Negativity and sarcasm runs deeply through a journalist’s veins. Even in my personal life I keep a few close friends nearby and everyone else is kept at a distance. But when it comes to the newspapers, I chuckle, because the financial collapse of the industry has little to do with people being less interested in news. In fact, it’s the opposite. The failure of papers also has nothing to do with the right-wing argument that most publications have a liberal bias and that’s why they’re failing. How stupid and self serving of anyone to make that case.

Here’s what really happened: The newspaper industry was caught off guard. Too many papers, for too long, treated the Web like a secondary part of the business model and now that readers have skewed heavily online, we’re all desperately trying to play catch up. Most journalists get it, they’ve seen this coming, as have other newspaper employees. But advertisers –  many are graybeards –  have yet to catch on.

Most papers also decided to give their content away for free. Was that a mistake? Well, it’s arguable, but current ad revenue is not supporting the open-access model. It’s also created an atmosphere where most readers demand their news for free. So if we’re going to charge, there better be “must-have information” behind that curtain.

In time, newspapers, as in old-time print editions may also vanish. I’m betting on that.

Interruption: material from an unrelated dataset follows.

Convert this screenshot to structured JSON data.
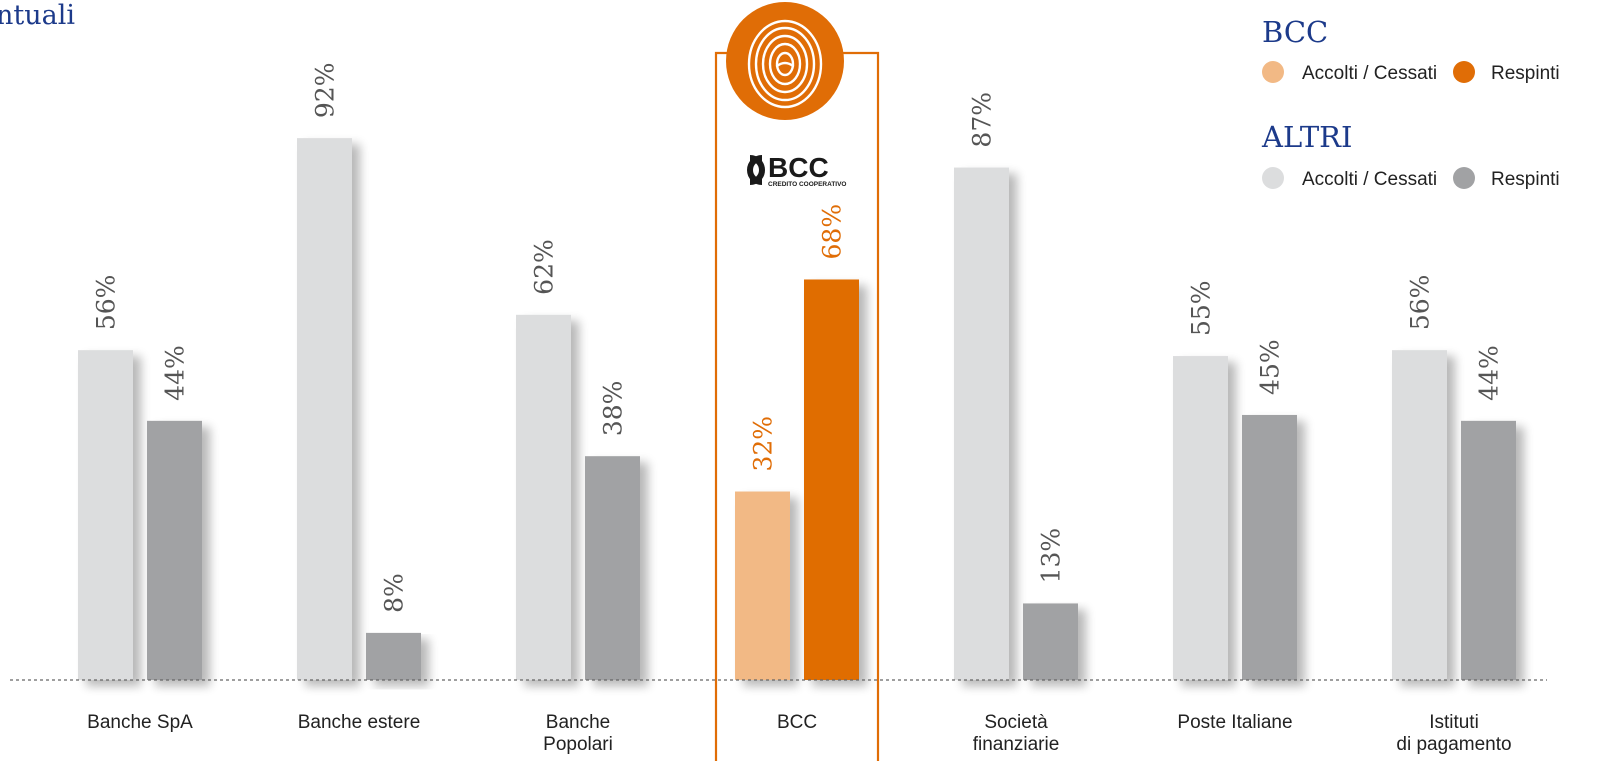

But companies that figure out a way to monetize the Web will succeed, even without a print edition. I don’t have all the answers, though I have plenty of ideas because I can’t afford not to. The newspaper industry I joined in 1993 at the Connecticut Post is dead and gone. It will never return. But the media industry is going nowhere. This week in Arizona there will be a whole lot of smart people in one hotel. Seems like a pretty good time to crack the code.